Как я уже говорил, время графиков и расписаний в данном случае вроде бы как выступает на нашей стороне, но другое дело, что само оно оказывается новой формой отягощения, поскольку подчиняет нас, задает принудительный ритм нашим будням. Фактически мы превращаемся в некую законопослушную машину, исправно посещающую рабочие места. То есть и здесь таится своя угроза опустошения, и поэтому, в частности, так сложно обрести настоящую свободу.
Но остается еще одна проблема – проблема подлинности. Предположим, речь идет о воспроизведении мифа, т. е. о том, чтобы поведать о богах, об их требованиях, их нравах, их ревностности. Но для того чтобы это сделать, приходится как бы заново праздновать инаугурацию богов: в этот момент боги вновь являются. Когда мы называем их по именам, когда мы застываем в некоем напряжении – молитвенном, ритуальном, – они вновь являются. Являются примерно так же, как является весна, т. е. невозможно сказать, новая ли это весна или та, которая уже была. Боги являются не в форме прошлого или рассказа о них в прошлом, а как вызванные на сцену. В этот момент у нас больше нет никакой свободы, никакого пространства, кроме явившихся богов. Да, безусловно, тут есть подлинность, но одновременно в этом есть и некая грозная трансперсональная стихия – та самая, что растаскивает нас по «мегамашинам», если использовать этот термин Мамфорда, т. е. по некоторым трансперсональным матрицам принудительного проживания. А значит, не так-то просто воспроизвести космогонический миф в форме прошлого. Всякий рассказ о мифе означает некое новое явление этого мифа, что может рассматриваться как форма трансперсональной чувственности. В сущности, это именно то, чего сегодня добиваются с помощью различного наращивания оптических форматов, вроде 3D, но то, чего добивается современная зрелищная индустрия, представляет собой наиболее архаический и исходный пласт: и понятен вроде бы его пафос, но с другой стороны, суть вопроса-то упускается.

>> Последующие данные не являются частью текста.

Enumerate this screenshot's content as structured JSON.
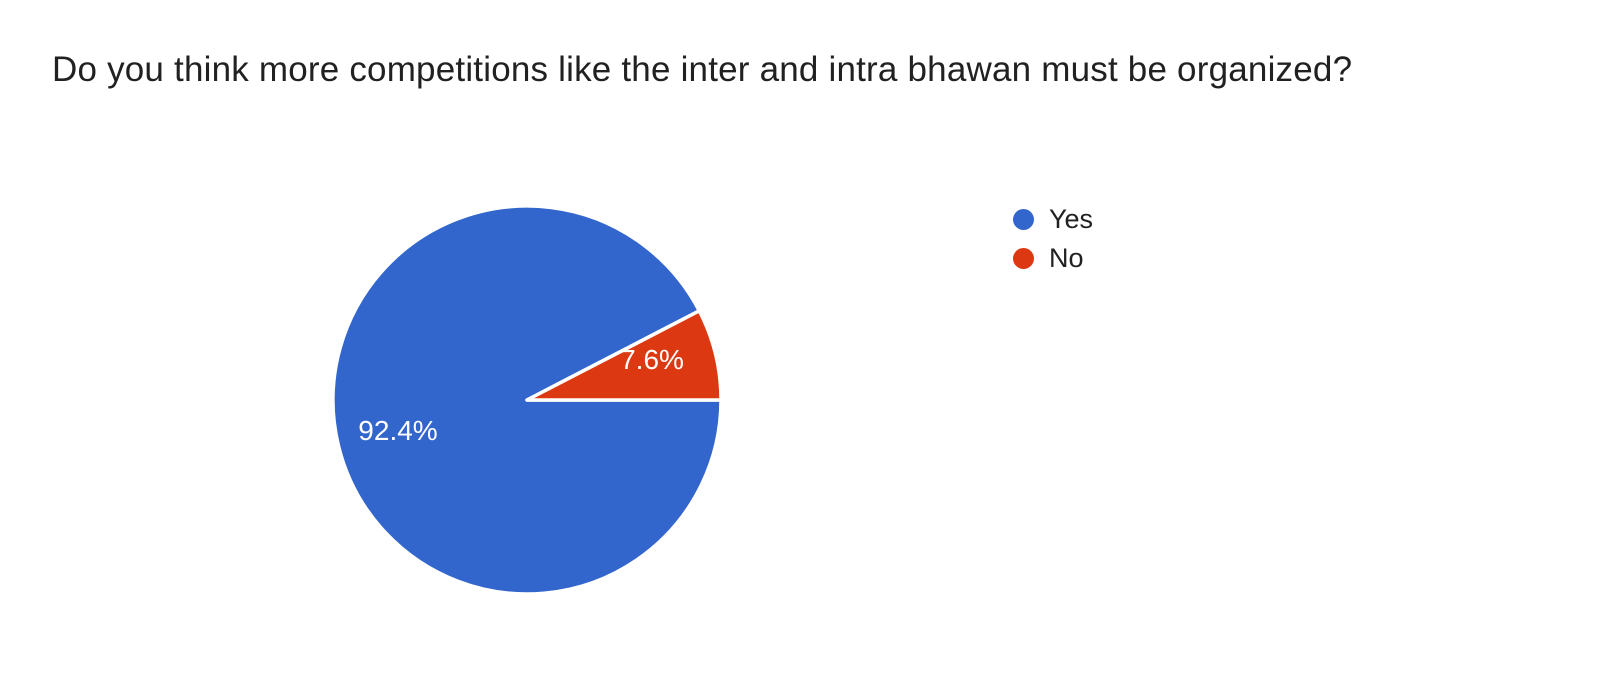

И вот теперь, наконец, мы должны с вами подойти непосредственно к теме лекции и поставить вопрос так, чтобы прийти к правильной форме удивления (а мы знаем, что философия – это и есть правильная форма удивления). Так вот, правильная форма удивления состоит в том, что в какой-то момент человечеству удалось рассказать о богах без непосредственного приглашения их на сцену. В какой-то момент состоялось уникальное обретение прошлого как того, что было, что нас занимает и одновременно обладает какой-то потрясающей внутренней бесконечностью. Рассказывая или читая истории о прошлом, мы можем практически отключить свое тело, можем сидеть в удобной позе и листать страницы, что по сравнению с настоящим участием в ритуалах, оргиях и мистериях – полное освобождение.

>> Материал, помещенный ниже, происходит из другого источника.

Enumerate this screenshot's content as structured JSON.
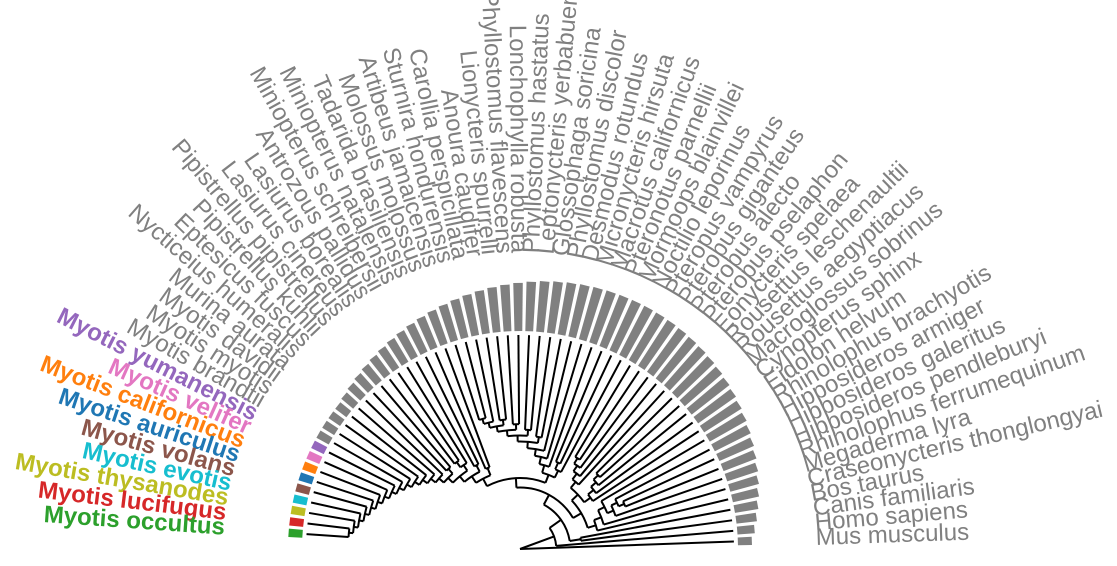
{
  "tree": {
    "tips": [
      {
        "label": "Mus musculus",
        "highlight": false
      },
      {
        "label": "Homo sapiens",
        "highlight": false
      },
      {
        "label": "Canis familiaris",
        "highlight": false
      },
      {
        "label": "Bos taurus",
        "highlight": false
      },
      {
        "label": "Craseonycteris thonglongyai",
        "highlight": false
      },
      {
        "label": "Megaderma lyra",
        "highlight": false
      },
      {
        "label": "Rhinolophus ferrumequinum",
        "highlight": false
      },
      {
        "label": "Hipposideros pendleburyi",
        "highlight": false
      },
      {
        "label": "Hipposideros galeritus",
        "highlight": false
      },
      {
        "label": "Hipposideros armiger",
        "highlight": false
      },
      {
        "label": "Rhinolophus brachyotis",
        "highlight": false
      },
      {
        "label": "Eidolon helvum",
        "highlight": false
      },
      {
        "label": "Cynopterus sphinx",
        "highlight": false
      },
      {
        "label": "Macroglossus sobrinus",
        "highlight": false
      },
      {
        "label": "Rousettus aegyptiacus",
        "highlight": false
      },
      {
        "label": "Rousettus leschenaultii",
        "highlight": false
      },
      {
        "label": "Eonycteris spelaea",
        "highlight": false
      },
      {
        "label": "Pteropus pselaphon",
        "highlight": false
      },
      {
        "label": "Pteropus alecto",
        "highlight": false
      },
      {
        "label": "Pteropus giganteus",
        "highlight": false
      },
      {
        "label": "Pteropus vampyrus",
        "highlight": false
      },
      {
        "label": "Noctilio leporinus",
        "highlight": false
      },
      {
        "label": "Mormoops blainvillei",
        "highlight": false
      },
      {
        "label": "Pteronotus parnellii",
        "highlight": false
      },
      {
        "label": "Macrotus californicus",
        "highlight": false
      },
      {
        "label": "Micronycteris hirsuta",
        "highlight": false
      },
      {
        "label": "Desmodus rotundus",
        "highlight": false
      },
      {
        "label": "Phyllostomus discolor",
        "highlight": false
      },
      {
        "label": "Glossophaga soricina",
        "highlight": false
      },
      {
        "label": "Leptonycteris yerbabuenae",
        "highlight": false
      },
      {
        "label": "Phyllostomus hastatus",
        "highlight": false
      },
      {
        "label": "Lonchophylla robusta",
        "highlight": false
      },
      {
        "label": "Phyllostomus flavescens",
        "highlight": false
      },
      {
        "label": "Lionycteris spurrelli",
        "highlight": false
      },
      {
        "label": "Anoura caudifer",
        "highlight": false
      },
      {
        "label": "Carollia perspicillata",
        "highlight": false
      },
      {
        "label": "Sturnira hondurensis",
        "highlight": false
      },
      {
        "label": "Artibeus jamaicensis",
        "highlight": false
      },
      {
        "label": "Molossus molossus",
        "highlight": false
      },
      {
        "label": "Tadarida brasiliensis",
        "highlight": false
      },
      {
        "label": "Miniopterus natalensis",
        "highlight": false
      },
      {
        "label": "Miniopterus schreibersii",
        "highlight": false
      },
      {
        "label": "Antrozous pallidus",
        "highlight": false
      },
      {
        "label": "Lasiurus borealis",
        "highlight": false
      },
      {
        "label": "Lasiurus cinereus",
        "highlight": false
      },
      {
        "label": "Pipistrellus pipistrellus",
        "highlight": false
      },
      {
        "label": "Pipistrellus kuhlii",
        "highlight": false
      },
      {
        "label": "Eptesicus fuscus",
        "highlight": false
      },
      {
        "label": "Nycticeius humeralis",
        "highlight": false
      },
      {
        "label": "Murina aurata",
        "highlight": false
      },
      {
        "label": "Myotis davidii",
        "highlight": false
      },
      {
        "label": "Myotis myotis",
        "highlight": false
      },
      {
        "label": "Myotis brandtii",
        "highlight": false
      },
      {
        "label": "Myotis yumanensis",
        "highlight": true,
        "color": "#9467bd"
      },
      {
        "label": "Myotis velifer",
        "highlight": true,
        "color": "#e377c2"
      },
      {
        "label": "Myotis californicus",
        "highlight": true,
        "color": "#ff7f0e"
      },
      {
        "label": "Myotis auriculus",
        "highlight": true,
        "color": "#1f77b4"
      },
      {
        "label": "Myotis volans",
        "highlight": true,
        "color": "#8c564b"
      },
      {
        "label": "Myotis evotis",
        "highlight": true,
        "color": "#17becf"
      },
      {
        "label": "Myotis thysanodes",
        "highlight": true,
        "color": "#bcbd22"
      },
      {
        "label": "Myotis lucifugus",
        "highlight": true,
        "color": "#d62728"
      },
      {
        "label": "Myotis occultus",
        "highlight": true,
        "color": "#2ca02c"
      }
    ],
    "colors": {
      "label_grey": "#808080",
      "bar_grey": "#808080",
      "branch": "#000000"
    }
  }
}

Понятно, что вся литература напрямую зависит от того, что в какой-то момент нам удастся обрести время в форме прошлого. Можно вспомнить того же Леви-Брюля с его известной работой «Первобытное мышление», где он описывает этот рубеж: некий меланезиец рассказывает о том, что с ним случилось сегодня утром. И для того чтобы это описать своим соплеменникам, он вынужден прибегать к буквальному воссозданию событий: «Я стоял вот здесь. Ты будешь вот этим тигром. Ты будешь вот этим крокодилом». То есть требуется воссоздать хотя бы какие-то минимальные, конспективные условия, чтобы просто рассказать свою историю. Никаким другим способом он не мог бы ее изложить, да никто бы и не понял его. И то, что эта настоятельность данности иногда может представляться нам чем-то таким удивительным, чем-то таким, чего мы бы хотели достигнуть с помощью иллюзиона кино или других иллюзионов, – то в действительности является отправной точкой, самой архаической архаикой, которая нам задана.

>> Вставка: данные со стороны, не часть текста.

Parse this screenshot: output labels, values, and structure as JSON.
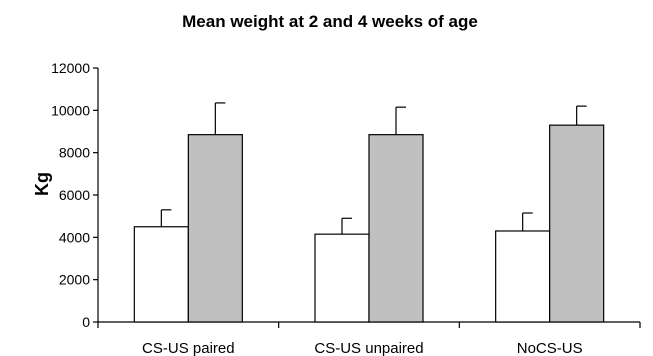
{
  "chart_data": {
    "type": "bar",
    "title": "Mean weight at 2 and 4 weeks of age",
    "xlabel": "",
    "ylabel": "Kg",
    "ylim": [
      0,
      12000
    ],
    "yticks": [
      0,
      2000,
      4000,
      6000,
      8000,
      10000,
      12000
    ],
    "ytick_labels": [
      "0",
      "2000",
      "4000",
      "6000",
      "8000",
      "10000",
      "12000"
    ],
    "categories": [
      "CS-US paired",
      "CS-US unpaired",
      "NoCS-US"
    ],
    "grid": false,
    "legend": "none",
    "series": [
      {
        "values": [
          4500,
          4150,
          4300
        ],
        "errors": [
          800,
          750,
          850
        ],
        "color": "#ffffff"
      },
      {
        "values": [
          8850,
          8850,
          9300
        ],
        "errors": [
          1500,
          1300,
          900
        ],
        "color": "#c0c0c0"
      }
    ]
  }
}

Допустим, «Рождение трагедии из духа музыки» Ницше (и благодаря ему существует множество исследований на эту тему) показывает нам, что, например, слушать музыку, не подпевая – это немалое достижение. Если ты оказался в зоне действия музыки или танцевального ритма – ноги сами пускаются в пляс, ты вынужден соучаствовать. Требуется какой-то опыт абстрактного слушания, чтобы выскочить из зоны действия музыки. Можно это сделать, скажем, разделив музыку на опусы и записав эти опусы с помощью нотной записи. Речь идет о том, что можно безнаказанно изъять музыку из ее полномасштабного звучания и при случае ее вновь прослушать. Как если бы из наступающей весны мы, например, могли изъять опус цветения, поставить его на полку, нажать кнопку – и вот у нас снова весна. Мы научились проделывать этот фокус с музыкой, но не с весной. Однако суть примерно та же: навык конспектирования, изъятия и дальнейшей герметизации – это некая магистральная линия развития, отчасти совпадающая с ресентиментом, отчасти нет. Но фактически именно она ведет ко всему так называемому легкому символическому производству, которое включает в себя все, что находится за пределами вещего слова: всю поэзию в отличие от молитвы, всю хореографию в отличие от ритуального танца, и т. д.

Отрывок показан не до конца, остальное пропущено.